According to social media posts, the signs above the water fountains said “Whites only” and “Blacks only” – harkening back to racist segregation-era rules.
In a statement, administrators said upon being notified about the incident, district and school officials immediately began investigating and that school officials also notified parents by letter that day.
“Those who participated in this tasteless and hurtful act have been issued significant disciplinary actions,” the statement reads. The administrators also said they take this matter very seriously. “This type of behavior is not and will not be condoned or tolerated,” they said. “The actions that were displayed do NOT reflect the values and the culture we’ve worked so hard to cultivate in all of our schools across the district.”
About 30% of the high school’s 1,730 students are Black, according to U.S. News and World Report. About 49% is white.
CBS News has reached out to the school’s principal for more information and is awaiting response.
Several high schools across the U.S. have investigated similar incidents of racism in the past few months. In Chicago, racist and anti-Semitic slurs and symbols were drawn on the wall of a school bathroom at Oak Park and River Forest High Schools earlier this month. Police were called to the school to investigate, CBS Chicago reports.

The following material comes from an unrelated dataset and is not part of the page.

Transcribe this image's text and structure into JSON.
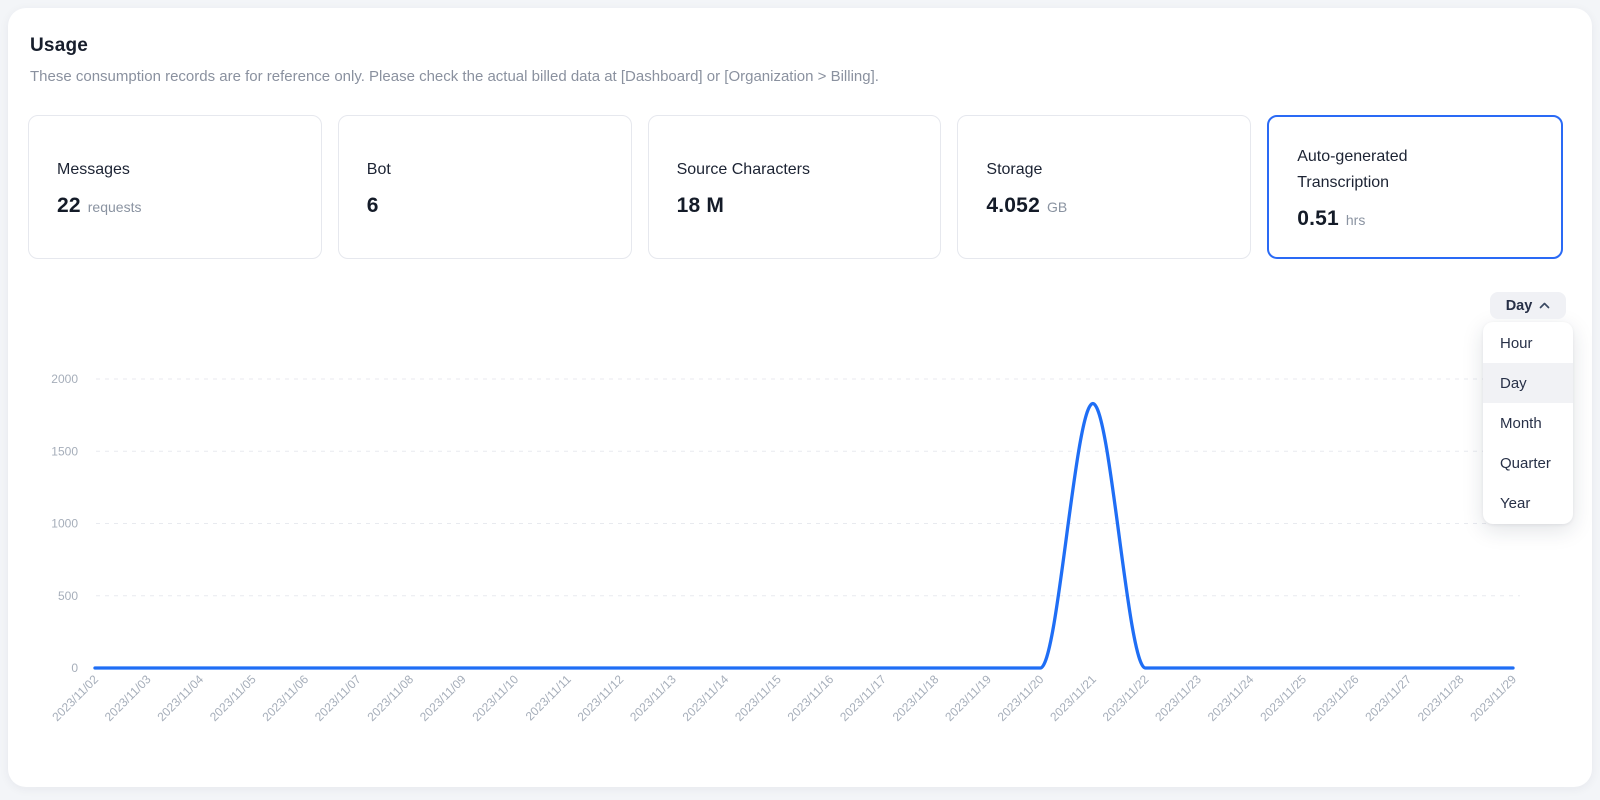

And this week, students at Coosa High School in north Georgia are suing the school after they were allegedly suspended for wearing Black Lives Matter T-shirts and protesting, CBS Atlanta reports. The students say white classmates used racial slurs and waved a Confederate flag in response to them, yet were not disciplined.

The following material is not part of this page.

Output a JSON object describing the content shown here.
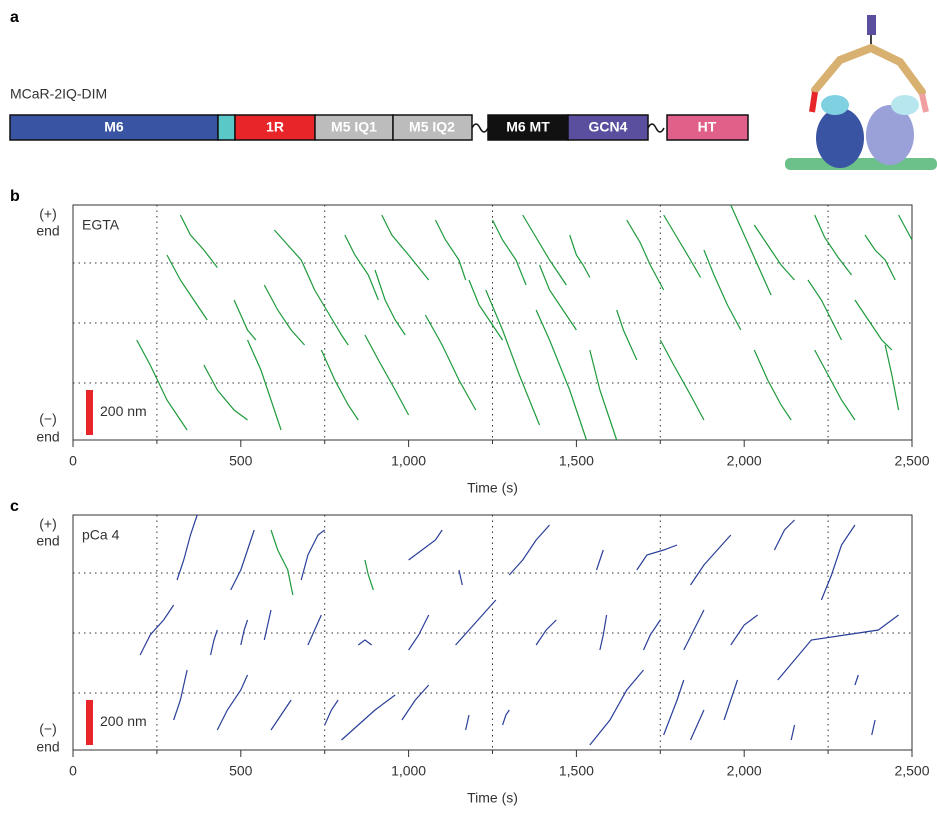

In Pearl River, New York, the superintendent said in February some of his students made “monkey noises” at Black players during a high school basketball game against Nyack High School, CBS New York reports. Administrators were already investigating complaints about a similar incident from just a few days prior.
In Forth Worth, Texas, a teacher who was involved in a racist incident earlier this year was placed on leave. The pre-AP English teacher at Paschal High School had allowed a student to repeatedly use a a racial slur during a class presentation, CBS Dallas Fort Worth reports.